The meal is essentially identical in each village. Today in the car I grilled (pun) Wilson, the graduate student who helps conduct our surveys, on what the meal entails. 

There's nsima, made from corn flour. Nsima is our staple food, we've heard time and time again, does America have a staple? To prepare nsima, water is boiled and corn flour is added until a porridge is produced. This mixture is allowed to boil, and then more corn flour is added until the desired stiffness is achieved. Ultimately, a lukhenzo (large spoon) is used to shape the dough into bean-bag sized squares. The consistency is that of dense play-dough. 

To cook the vegetable dish, a soup of tomatoes, onions, and cooking oil is heated. Then, chopped pumpkin leaf or mustard leaf or Mpiru is added, and this is allowed to boil for a while. Optionally, chopped ground nuts (peanuts) are added. You prepare the ground nuts in a thuli (large wooden mortar and pestle) until they are very fine. 

We're also served fried local eggs, sometimes with the tomato relish described above. Or local chicken. Though after we politely refused the meat at the first few villages, it notably disappeared from the menu. 

We eat with our hands, ripping off pieces of the nsima and using it to scoop the vegetables and eggs. At the conclusion of the meal we again wash our hands, with the pitcher and the large bowl. 

And to answer the question about our staple back home? Tomorrow, I say, remind me to tell you about the bagel.  

Tuesday, August 15, 2017

The program


Everything in Malawi revolves around the setting of the Program.

When we first arrived up North the first thing we did was sit down with the Malawians who oversee our project on the ground, to plan a program that would allow us to visit the 21 villages in which our Bicycle Ambulances have been installed during our two week allotted time. Then each day there is a program which involves setting the time and location we will all meet each morning (half seven, at the guest house... or eight o'clock at the filling station), and what time we'd likely arrive in the 2 villages planned for that day. Then, at each village, a program in and of itself ensues, which usually takes the form of: opening prayers, very formal introductions of everyone in attendance, opening remarks, viewings of the bicycles, pigs and logbooks, closing remarks, closing prayers, and then usually a small meal prepared for us by the villagers of nsima, greens, and usually chicken or fried eggs.
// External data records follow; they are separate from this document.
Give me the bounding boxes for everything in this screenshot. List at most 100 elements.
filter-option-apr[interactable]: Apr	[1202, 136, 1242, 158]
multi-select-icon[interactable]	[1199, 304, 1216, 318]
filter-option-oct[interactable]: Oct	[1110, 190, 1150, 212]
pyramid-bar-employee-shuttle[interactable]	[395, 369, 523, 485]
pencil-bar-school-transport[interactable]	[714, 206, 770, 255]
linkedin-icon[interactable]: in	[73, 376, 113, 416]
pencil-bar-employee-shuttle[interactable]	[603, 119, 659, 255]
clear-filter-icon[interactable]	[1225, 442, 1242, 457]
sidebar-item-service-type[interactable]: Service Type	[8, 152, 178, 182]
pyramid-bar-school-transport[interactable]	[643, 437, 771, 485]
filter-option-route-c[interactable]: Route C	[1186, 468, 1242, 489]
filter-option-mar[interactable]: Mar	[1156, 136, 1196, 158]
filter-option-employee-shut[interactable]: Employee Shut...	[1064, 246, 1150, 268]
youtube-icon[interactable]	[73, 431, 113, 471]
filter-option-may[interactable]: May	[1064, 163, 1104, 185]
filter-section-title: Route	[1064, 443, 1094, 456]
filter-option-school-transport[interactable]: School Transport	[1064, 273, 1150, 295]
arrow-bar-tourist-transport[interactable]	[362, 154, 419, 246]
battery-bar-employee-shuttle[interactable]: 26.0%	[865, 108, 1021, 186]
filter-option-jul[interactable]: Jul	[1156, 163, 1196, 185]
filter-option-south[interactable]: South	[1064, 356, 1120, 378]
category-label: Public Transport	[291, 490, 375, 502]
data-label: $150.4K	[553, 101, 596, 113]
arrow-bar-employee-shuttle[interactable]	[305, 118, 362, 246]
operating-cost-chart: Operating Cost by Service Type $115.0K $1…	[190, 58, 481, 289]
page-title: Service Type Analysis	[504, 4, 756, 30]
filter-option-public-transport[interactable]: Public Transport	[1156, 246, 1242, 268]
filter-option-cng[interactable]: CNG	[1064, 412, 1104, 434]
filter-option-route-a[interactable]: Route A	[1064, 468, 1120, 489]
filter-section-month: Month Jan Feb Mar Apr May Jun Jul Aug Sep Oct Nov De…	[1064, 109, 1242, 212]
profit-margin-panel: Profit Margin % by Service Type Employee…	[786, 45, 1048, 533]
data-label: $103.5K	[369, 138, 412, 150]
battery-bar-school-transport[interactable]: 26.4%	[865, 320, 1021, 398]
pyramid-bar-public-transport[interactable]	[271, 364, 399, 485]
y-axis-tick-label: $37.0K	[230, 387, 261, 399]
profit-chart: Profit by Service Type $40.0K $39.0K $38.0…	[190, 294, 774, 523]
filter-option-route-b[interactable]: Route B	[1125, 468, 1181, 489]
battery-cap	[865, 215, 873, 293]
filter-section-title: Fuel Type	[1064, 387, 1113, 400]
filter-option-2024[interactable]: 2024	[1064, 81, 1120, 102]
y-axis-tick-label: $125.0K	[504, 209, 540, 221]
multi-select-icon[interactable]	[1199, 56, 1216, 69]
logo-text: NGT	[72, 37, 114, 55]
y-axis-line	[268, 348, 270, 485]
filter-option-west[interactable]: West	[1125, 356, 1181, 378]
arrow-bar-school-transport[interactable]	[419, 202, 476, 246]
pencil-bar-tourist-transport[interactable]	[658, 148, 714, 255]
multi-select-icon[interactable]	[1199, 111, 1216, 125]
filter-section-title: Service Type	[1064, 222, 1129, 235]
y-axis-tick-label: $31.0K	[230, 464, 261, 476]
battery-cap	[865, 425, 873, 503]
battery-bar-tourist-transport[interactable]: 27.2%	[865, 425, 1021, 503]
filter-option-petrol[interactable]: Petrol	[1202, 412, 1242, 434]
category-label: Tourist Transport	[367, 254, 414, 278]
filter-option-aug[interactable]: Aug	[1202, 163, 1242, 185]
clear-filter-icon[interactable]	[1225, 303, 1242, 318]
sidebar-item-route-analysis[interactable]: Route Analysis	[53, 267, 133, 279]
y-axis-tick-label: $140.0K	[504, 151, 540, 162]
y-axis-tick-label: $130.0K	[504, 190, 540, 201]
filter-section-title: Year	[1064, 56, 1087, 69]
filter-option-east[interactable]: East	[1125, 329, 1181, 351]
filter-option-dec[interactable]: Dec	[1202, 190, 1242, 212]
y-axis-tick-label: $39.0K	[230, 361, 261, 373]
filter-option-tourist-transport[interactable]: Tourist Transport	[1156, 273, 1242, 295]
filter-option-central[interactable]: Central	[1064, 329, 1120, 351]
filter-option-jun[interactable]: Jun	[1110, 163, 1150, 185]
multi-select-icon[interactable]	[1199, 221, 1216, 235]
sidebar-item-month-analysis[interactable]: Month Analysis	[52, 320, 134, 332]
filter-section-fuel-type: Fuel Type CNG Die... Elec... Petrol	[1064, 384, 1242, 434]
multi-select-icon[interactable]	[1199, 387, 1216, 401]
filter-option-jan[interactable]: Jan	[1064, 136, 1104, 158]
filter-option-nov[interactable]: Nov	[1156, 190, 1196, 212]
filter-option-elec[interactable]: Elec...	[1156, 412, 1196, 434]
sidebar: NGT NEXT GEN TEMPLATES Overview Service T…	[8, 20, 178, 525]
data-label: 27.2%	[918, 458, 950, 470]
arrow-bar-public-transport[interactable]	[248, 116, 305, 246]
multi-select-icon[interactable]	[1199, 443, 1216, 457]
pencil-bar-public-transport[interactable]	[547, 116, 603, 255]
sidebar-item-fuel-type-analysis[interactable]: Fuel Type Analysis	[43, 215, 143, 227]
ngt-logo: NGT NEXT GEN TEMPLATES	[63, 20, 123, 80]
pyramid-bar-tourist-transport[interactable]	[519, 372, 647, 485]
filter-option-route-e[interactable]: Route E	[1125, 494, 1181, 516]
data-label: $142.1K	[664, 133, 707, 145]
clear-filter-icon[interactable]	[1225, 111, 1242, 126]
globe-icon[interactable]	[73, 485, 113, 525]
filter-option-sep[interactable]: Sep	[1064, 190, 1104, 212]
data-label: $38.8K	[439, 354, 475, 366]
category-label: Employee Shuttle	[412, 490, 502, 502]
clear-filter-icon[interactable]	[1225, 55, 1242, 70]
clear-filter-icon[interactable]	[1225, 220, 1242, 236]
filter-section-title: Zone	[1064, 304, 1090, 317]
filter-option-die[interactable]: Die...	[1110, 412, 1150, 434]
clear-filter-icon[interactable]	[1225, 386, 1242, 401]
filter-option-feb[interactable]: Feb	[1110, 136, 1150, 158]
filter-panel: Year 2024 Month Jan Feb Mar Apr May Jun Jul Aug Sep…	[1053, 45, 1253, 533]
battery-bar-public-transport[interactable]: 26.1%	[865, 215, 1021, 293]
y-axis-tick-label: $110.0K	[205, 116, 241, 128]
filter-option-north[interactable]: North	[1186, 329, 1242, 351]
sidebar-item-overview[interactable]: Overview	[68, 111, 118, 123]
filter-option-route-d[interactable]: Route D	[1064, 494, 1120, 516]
We then pile into the car, travel to the next village, and start all over again. 

I guess what's interesting about this program concept is another local and commonly laughed about phenomenon, called Malawi Time. And the Malawians laugh the loudest. Contrasted to English Time, everything in the Warm Heart of Africa runs on its own timetable, and the table is chronically tilted towards 'late'.  A for effort, but the juxtaposition of such thoughtful planning and such difficulty sticking to a schedule makes each day.. an adventure. 

In other news, we've been very busy but spending time in the villages and with the villagers has been extraordinary. Look forward to (trying) to write more about it soon...it's in the program for later this week.